Inspiration from the Masters of Film

One of the most amazing things about learning the art of Cinematography, is that you can easily access the works of the masters by simply watching their films.  That's why we have compiled a list of some of our favorites movies.  We suggest that you watch these films in a different way.

 

1.  Watch these films with sound, and then watch them again silently.  Watching a film without sound forces you to pay close attention to the visual details.

 

2.  Watch the scenes that are most powerful to you over and over again.  What makes them so impactful?

 

While watching scenes without sound over and over again, start asking yourself the following questions:

 

1.  What is the shot sequence of the scene?  Did they start with an establishing shot or something unexpected?  How do the following shots connect together?  Which shot was the most powerful and why?

 

2.  How is the scene lit?  Are the light sources motivated by natural light?  Where do you imagine the lights are placed off camera?  Are the lighting sources soft or hard?  What is purposely being lit in he scene and what areas are being left in shadow?

 

3.  How does the overall look of the scene compliment what is going on in the story?

 

4.  How important are reaction shots of the actors in the scene?

 

5.  What kind of cutaway shots that are not of the actors used in the scene?  Why were those extra shots added to the sequence?

 

6.  Is the camera moving?  What emotional impact do the moves create?  How could you replicate these camera moves in your own films?

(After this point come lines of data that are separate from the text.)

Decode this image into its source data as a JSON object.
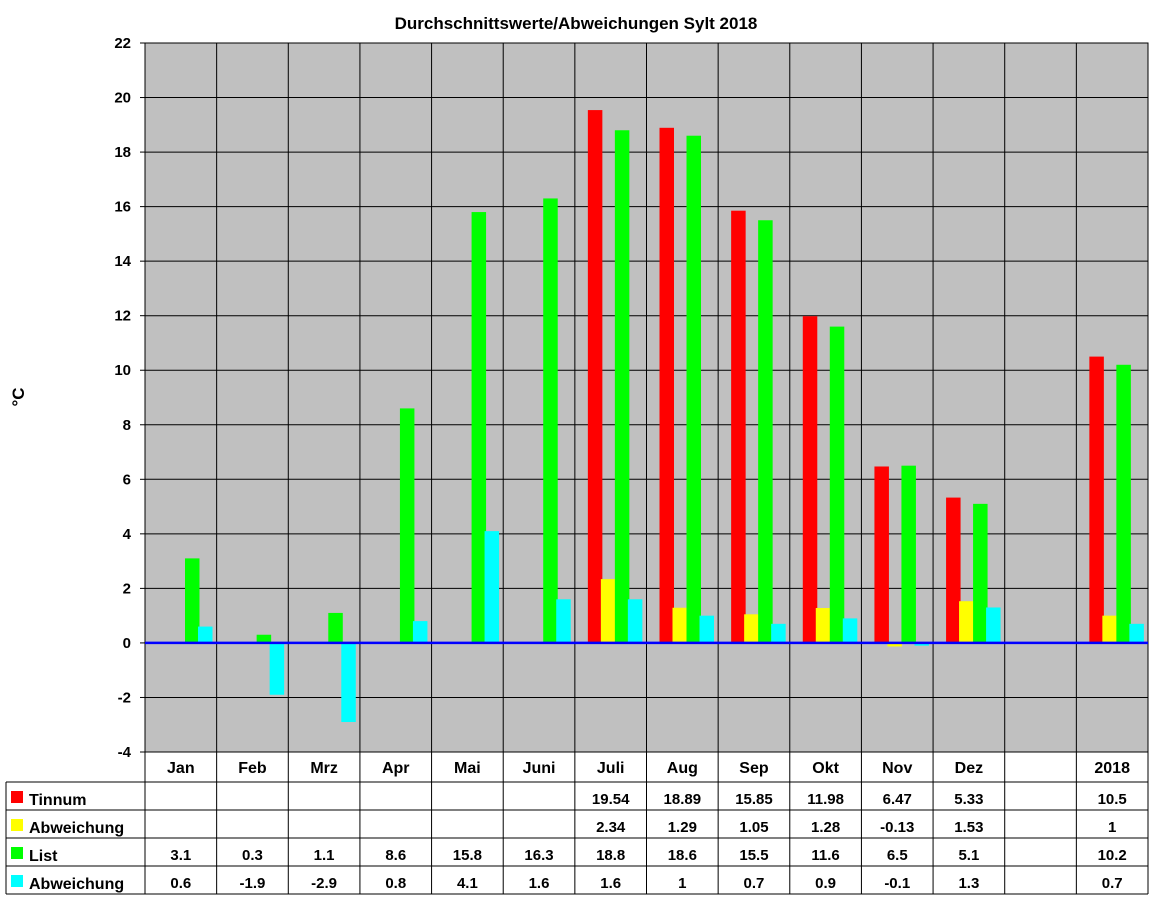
{
  "chart_data": {
    "type": "bar",
    "title": "Durchschnittswerte/Abweichungen Sylt 2018",
    "ylabel": "°C",
    "xlabel": "",
    "ylim": [
      -4,
      22
    ],
    "yticks": [
      -4,
      -2,
      0,
      2,
      4,
      6,
      8,
      10,
      12,
      14,
      16,
      18,
      20,
      22
    ],
    "grid": true,
    "legend_position": "data-table-left",
    "plot_background": "#C0C0C0",
    "zero_line_color": "#0000FF",
    "categories": [
      "Jan",
      "Feb",
      "Mrz",
      "Apr",
      "Mai",
      "Juni",
      "Juli",
      "Aug",
      "Sep",
      "Okt",
      "Nov",
      "Dez",
      "",
      "2018"
    ],
    "series": [
      {
        "name": "Tinnum",
        "color": "#FF0000",
        "values": [
          null,
          null,
          null,
          null,
          null,
          null,
          19.54,
          18.89,
          15.85,
          11.98,
          6.47,
          5.33,
          null,
          10.5
        ],
        "labels": [
          "",
          "",
          "",
          "",
          "",
          "",
          "19.54",
          "18.89",
          "15.85",
          "11.98",
          "6.47",
          "5.33",
          "",
          "10.5"
        ]
      },
      {
        "name": "Abweichung",
        "color": "#FFFF00",
        "values": [
          null,
          null,
          null,
          null,
          null,
          null,
          2.34,
          1.29,
          1.05,
          1.28,
          -0.13,
          1.53,
          null,
          1
        ],
        "labels": [
          "",
          "",
          "",
          "",
          "",
          "",
          "2.34",
          "1.29",
          "1.05",
          "1.28",
          "-0.13",
          "1.53",
          "",
          "1"
        ]
      },
      {
        "name": "List",
        "color": "#00FF00",
        "values": [
          3.1,
          0.3,
          1.1,
          8.6,
          15.8,
          16.3,
          18.8,
          18.6,
          15.5,
          11.6,
          6.5,
          5.1,
          null,
          10.2
        ],
        "labels": [
          "3.1",
          "0.3",
          "1.1",
          "8.6",
          "15.8",
          "16.3",
          "18.8",
          "18.6",
          "15.5",
          "11.6",
          "6.5",
          "5.1",
          "",
          "10.2"
        ]
      },
      {
        "name": "Abweichung",
        "color": "#00FFFF",
        "values": [
          0.6,
          -1.9,
          -2.9,
          0.8,
          4.1,
          1.6,
          1.6,
          1,
          0.7,
          0.9,
          -0.1,
          1.3,
          null,
          0.7
        ],
        "labels": [
          "0.6",
          "-1.9",
          "-2.9",
          "0.8",
          "4.1",
          "1.6",
          "1.6",
          "1",
          "0.7",
          "0.9",
          "-0.1",
          "1.3",
          "",
          "0.7"
        ]
      }
    ]
  }
}
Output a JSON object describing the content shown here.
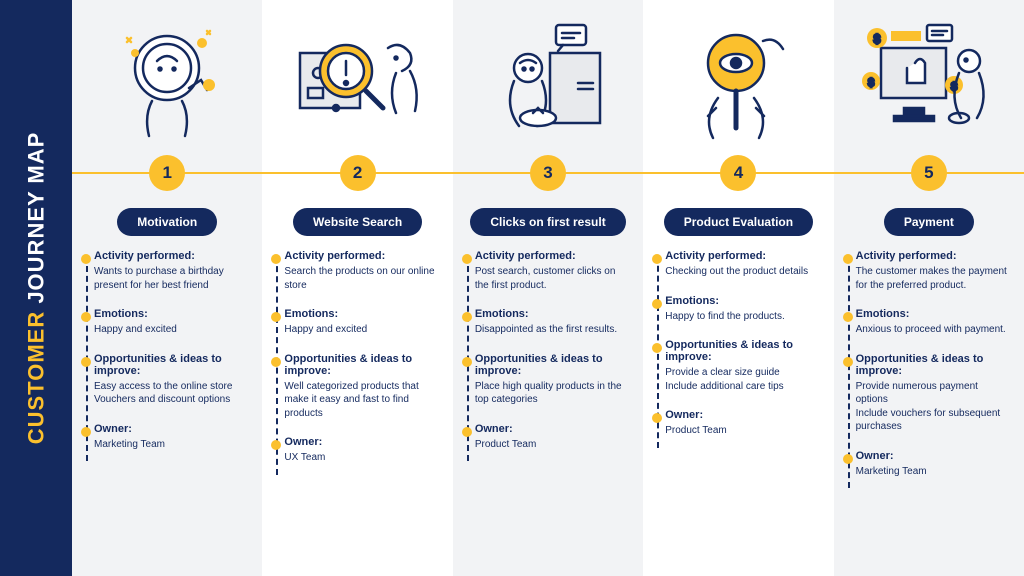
{
  "title": {
    "customer": "CUSTOMER",
    "journey": " JOURNEY MAP"
  },
  "colors": {
    "navy": "#14295e",
    "yellow": "#fbc02d",
    "grey": "#f2f3f5"
  },
  "labels": {
    "activity": "Activity performed:",
    "emotions": "Emotions:",
    "opportunities": "Opportunities & ideas to improve:",
    "owner": "Owner:"
  },
  "stages": [
    {
      "num": "1",
      "title": "Motivation",
      "activity": "Wants to purchase a birthday present for her best friend",
      "emotions": "Happy and excited",
      "opportunities": "Easy access to the online store\nVouchers and discount options",
      "owner": "Marketing Team"
    },
    {
      "num": "2",
      "title": "Website Search",
      "activity": "Search the products on our online store",
      "emotions": "Happy and excited",
      "opportunities": "Well categorized products that make it easy and fast to find products",
      "owner": "UX Team"
    },
    {
      "num": "3",
      "title": "Clicks on first result",
      "activity": "Post search, customer clicks on the first product.",
      "emotions": "Disappointed as the first results.",
      "opportunities": "Place high quality products in the top categories",
      "owner": "Product Team"
    },
    {
      "num": "4",
      "title": "Product Evaluation",
      "activity": "Checking out the product details",
      "emotions": "Happy to find the products.",
      "opportunities": "Provide a clear size guide\nInclude additional care tips",
      "owner": "Product Team"
    },
    {
      "num": "5",
      "title": "Payment",
      "activity": "The customer makes the payment for the preferred product.",
      "emotions": "Anxious to proceed with payment.",
      "opportunities": "Provide numerous payment options\nInclude vouchers for subsequent purchases",
      "owner": "Marketing Team"
    }
  ]
}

A Different Way for Filmmakers to Watch Films

"I can’t think how anyone can become a director without learning the craft of Cinematography."

 

- Gus Van Sant

Some of our Favorite Films for Cinematographers

The Fall - Colin Watkinson

 

Pan's Labyrinth - Guillermo Navarro

 

The Shawshank Redemption - Roger Deakins

 

Amelie - Bruno Delbonell

 

Seven - Darius Khondjii

 

Dark City - Dariusz Wolski

 

Life of Pi - Claudio Miranda

 

The Tree of Life - Emmanuell Lubezki

 

Schindler's List - Janusz kaminski

 

GoodFellas - Michael Ballhaus

 

Road to Perdition - Conrad L. Hall

 

Hugo - Robert Richardson

 

2001: A Space Odyssey - Geoffrey Unsworth

 

Apocalypse Now - Vittorio Storaro

 

Star Wars:  The Empire Strikes Back - Peter Suschitzky

 

The Matrix - Bill Pope

 

Citizen Kane - Gregg Toland

 

Fear and Loathing in Las Vegas - Nicola Pecorini

 

The Dark Knight - Wally Pfitser

 

The Machinist - Xavi Giménez

A Different Way for Filmmakers to Listen to Films

Strong visuals play a huge roll in the emotional impact of a film, but powerful imagery is only half of the equation.  Sound in a film is as equally important.  We suggest listening to movies in a different way to focus on how sound is used to enhance a film.  Below, we have compiled a list of some of our favorite films that effectively use sound to tell a compelling story (many of these films have won the Academy Award for Best Sound Editing or Mixing).

INCEPTION

 

GRAVITY

 

MAD MAX

 

THE HURT LOCKER

 

THE LORD OF THE RINGS : THE TWO TOWERS

 

THE GIRL WITH THE DRAGON TATTOO

 

GLADIATOR

 

SAVING PRIVATE RYAN

 

TITANIC

 

APOLLO 13

 

SKYFALL

 

THE BOURNE ULTIMATUM

 

U-571

 

TERMINATOR 2: JUDGMENT DAY

 

ALIENS

 

JURASSIC PARK

 

BIRDMAN

 

AMERICAN SNIPER

 

INTERSTELLAR

 

ZERO DARK THIRTY

Watch these films like you normally would and then listen to them again with your eyes closed.  We suggest listening with high quality headphones or in a room with surround sound speakers.  Chances are, you will notice things in the audio that you did not notice before.

 

Listen to the scenes that are most powerful to you over and over again and ask yourself the following questions:

 

1.  What sound in the scene was captured on location (dialogue)?

 

2.  What sound effects were added to the scene (explosions)?

 

3.  How was music used to enhance the scene?

 

4.  Was silence used in the scene?

 

5.  Was Foley, the reproduction of everyday sound effects, used in the scene (footsteps, squeaky doors,  etc.).

 

6.  How is the sound mixed (the balance of the above sound elements)?  Which audio elements were at a normal level, which ones were low in the mix and which ones were very loud?

 

7.  Finally, how did all of these audio elements aid the story and emotional impact of the scene and how can you use sound in a similar way to enhance your film?